Sequence-specific lever arm conformation is dependent on the intact dimerization interface. (a) ¹⁵N-HSQC zoomed on the Gly470 peak of the lever arm of WT DBD bound to the asymmetric GBSs (Gilz, Sgk, Pal-ttg) and a palindromic site (Pal-R). Overlay of Gly470 peaks from all for GBSs for WT and A477T DBD (far right). (b) The peak intensity for Gly470 and Ile484 WT DBD residues in ZZ-exchange spectra at five mixing periods. The auto peak and the corresponding exchange peak are shaded equivalently.
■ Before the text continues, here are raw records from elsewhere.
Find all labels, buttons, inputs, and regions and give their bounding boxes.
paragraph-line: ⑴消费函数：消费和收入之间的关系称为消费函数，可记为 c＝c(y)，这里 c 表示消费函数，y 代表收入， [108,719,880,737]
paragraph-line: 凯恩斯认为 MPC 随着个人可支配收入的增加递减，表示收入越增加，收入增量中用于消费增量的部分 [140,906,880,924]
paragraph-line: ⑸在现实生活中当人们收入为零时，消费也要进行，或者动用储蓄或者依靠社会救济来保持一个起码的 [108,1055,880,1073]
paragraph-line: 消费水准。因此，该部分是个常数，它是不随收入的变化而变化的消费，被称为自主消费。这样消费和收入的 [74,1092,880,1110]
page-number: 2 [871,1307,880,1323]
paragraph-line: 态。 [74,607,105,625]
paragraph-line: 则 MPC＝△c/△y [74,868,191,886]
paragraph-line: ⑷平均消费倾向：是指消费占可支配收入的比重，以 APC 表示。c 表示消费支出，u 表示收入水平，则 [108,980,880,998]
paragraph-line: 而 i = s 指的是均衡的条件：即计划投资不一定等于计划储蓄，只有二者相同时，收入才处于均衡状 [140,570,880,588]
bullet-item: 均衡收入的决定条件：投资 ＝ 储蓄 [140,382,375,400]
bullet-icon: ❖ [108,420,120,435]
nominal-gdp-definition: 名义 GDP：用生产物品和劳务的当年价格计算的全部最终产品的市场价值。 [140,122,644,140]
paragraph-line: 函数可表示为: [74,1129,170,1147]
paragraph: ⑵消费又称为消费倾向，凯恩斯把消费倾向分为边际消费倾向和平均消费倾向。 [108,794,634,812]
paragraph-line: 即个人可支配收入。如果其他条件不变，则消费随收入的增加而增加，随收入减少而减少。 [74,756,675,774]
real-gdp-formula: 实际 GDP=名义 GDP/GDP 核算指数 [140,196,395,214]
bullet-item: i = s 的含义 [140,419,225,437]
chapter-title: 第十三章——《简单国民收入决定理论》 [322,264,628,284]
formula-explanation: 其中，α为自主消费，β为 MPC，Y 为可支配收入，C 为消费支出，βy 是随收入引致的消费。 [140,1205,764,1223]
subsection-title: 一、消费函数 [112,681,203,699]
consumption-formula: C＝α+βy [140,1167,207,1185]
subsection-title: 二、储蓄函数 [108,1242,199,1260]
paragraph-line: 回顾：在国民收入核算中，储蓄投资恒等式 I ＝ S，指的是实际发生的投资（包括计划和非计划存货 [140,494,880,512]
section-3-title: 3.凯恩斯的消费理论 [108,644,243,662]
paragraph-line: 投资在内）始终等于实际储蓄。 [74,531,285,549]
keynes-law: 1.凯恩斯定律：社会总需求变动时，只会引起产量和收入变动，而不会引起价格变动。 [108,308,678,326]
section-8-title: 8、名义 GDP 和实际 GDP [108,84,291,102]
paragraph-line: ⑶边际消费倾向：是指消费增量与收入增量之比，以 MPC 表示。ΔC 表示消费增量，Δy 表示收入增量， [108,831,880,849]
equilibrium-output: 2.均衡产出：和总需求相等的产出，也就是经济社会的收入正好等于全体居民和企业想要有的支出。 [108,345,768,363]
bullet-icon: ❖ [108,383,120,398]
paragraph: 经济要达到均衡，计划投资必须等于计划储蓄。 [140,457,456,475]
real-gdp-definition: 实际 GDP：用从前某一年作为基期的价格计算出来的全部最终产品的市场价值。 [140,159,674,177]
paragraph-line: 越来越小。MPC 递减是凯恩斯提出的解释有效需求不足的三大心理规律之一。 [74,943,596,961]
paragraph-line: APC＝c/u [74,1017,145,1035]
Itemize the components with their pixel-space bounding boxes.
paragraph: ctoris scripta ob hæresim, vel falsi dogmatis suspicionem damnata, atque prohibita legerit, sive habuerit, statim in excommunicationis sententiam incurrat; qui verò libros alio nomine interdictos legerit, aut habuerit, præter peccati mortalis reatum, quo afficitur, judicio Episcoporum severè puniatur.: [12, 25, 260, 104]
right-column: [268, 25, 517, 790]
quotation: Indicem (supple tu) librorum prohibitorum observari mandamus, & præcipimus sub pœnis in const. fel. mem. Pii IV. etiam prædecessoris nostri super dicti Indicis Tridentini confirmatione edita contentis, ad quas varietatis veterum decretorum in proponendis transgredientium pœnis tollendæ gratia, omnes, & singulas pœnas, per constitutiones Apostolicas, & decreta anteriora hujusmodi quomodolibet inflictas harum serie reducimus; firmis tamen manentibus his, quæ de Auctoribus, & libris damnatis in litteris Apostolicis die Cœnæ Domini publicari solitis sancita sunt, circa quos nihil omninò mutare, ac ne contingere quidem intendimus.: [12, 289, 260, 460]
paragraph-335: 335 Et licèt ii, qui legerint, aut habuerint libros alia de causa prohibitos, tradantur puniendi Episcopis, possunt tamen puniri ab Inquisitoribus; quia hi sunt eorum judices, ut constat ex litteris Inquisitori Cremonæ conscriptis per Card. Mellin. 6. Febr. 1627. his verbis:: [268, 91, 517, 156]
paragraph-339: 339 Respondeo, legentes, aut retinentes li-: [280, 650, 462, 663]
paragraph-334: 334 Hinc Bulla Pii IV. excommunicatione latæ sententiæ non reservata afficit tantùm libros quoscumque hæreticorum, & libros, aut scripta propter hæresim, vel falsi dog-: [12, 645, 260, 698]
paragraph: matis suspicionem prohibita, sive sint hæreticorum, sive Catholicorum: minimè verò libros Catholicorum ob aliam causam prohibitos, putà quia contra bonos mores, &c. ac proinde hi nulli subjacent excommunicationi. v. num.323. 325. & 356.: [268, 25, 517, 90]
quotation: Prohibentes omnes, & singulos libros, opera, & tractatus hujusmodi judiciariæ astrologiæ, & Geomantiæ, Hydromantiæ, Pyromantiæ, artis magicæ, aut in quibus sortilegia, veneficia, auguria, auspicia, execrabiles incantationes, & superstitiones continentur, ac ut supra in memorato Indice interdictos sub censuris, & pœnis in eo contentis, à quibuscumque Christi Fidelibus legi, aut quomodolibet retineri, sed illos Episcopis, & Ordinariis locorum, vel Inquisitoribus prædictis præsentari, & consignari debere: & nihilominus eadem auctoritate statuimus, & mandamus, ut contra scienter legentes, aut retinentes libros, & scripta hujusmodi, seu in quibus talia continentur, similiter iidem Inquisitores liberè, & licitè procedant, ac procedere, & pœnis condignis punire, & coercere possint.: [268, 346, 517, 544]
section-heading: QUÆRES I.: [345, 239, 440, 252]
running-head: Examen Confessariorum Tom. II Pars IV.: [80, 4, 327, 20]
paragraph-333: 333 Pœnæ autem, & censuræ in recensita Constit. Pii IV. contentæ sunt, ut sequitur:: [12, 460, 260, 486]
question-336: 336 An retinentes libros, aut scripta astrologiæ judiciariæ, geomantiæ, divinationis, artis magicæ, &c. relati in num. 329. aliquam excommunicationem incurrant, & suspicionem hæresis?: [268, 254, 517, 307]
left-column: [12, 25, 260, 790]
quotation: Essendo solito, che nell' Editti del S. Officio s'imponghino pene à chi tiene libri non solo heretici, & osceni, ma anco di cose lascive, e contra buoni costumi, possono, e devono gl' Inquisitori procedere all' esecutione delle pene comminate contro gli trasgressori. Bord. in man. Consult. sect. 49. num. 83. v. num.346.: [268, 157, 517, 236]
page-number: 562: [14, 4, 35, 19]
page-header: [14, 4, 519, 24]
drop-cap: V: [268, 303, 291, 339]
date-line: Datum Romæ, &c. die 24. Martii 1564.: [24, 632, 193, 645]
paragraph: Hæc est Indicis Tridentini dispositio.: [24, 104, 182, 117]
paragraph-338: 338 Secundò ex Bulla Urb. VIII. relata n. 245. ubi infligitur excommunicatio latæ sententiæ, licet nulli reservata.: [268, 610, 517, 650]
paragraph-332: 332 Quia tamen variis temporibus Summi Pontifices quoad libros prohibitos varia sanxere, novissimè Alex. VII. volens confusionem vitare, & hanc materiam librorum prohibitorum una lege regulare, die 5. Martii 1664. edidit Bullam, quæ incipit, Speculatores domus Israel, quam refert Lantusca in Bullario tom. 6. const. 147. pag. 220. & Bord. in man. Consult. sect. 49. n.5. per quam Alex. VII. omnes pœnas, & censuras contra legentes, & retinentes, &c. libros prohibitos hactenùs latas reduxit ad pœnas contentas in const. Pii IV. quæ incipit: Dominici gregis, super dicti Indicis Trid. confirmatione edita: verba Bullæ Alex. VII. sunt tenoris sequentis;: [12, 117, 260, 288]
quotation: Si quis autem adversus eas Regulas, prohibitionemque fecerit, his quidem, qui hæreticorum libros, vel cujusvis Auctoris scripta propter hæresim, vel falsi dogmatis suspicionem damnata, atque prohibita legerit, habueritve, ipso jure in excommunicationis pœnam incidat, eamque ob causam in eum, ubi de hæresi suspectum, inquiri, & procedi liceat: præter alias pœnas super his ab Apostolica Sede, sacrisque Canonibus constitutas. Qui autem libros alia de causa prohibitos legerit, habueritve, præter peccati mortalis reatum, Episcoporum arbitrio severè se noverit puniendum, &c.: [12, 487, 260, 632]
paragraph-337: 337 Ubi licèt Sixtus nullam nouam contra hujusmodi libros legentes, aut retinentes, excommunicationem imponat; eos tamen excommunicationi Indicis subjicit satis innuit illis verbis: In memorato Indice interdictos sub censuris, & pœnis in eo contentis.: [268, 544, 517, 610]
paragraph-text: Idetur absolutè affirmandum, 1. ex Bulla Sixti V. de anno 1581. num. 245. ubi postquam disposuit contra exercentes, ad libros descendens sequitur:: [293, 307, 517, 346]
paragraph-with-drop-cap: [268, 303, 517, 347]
Insets show the spectra for auto and exchange peaks at a mixing period of 0.2 s. (c) Model showing the role of the dimerization interface in defining GBS-specific conformations. Both half-sites and the spacer determine the conformation of each GR dimer partner by transmitting information from the adjacent GBS half-site across the dimerization interface (represented by the colored arrows). Disruption of the dimerization interface by A477T impairs signal transmission and results in lever arm conformations that are insensitive to GBS sequence. (d) Comparison of WT and A477T chemical shift variance among seven GBS complexes colored by amino acid onto the GR DBD crystal structure.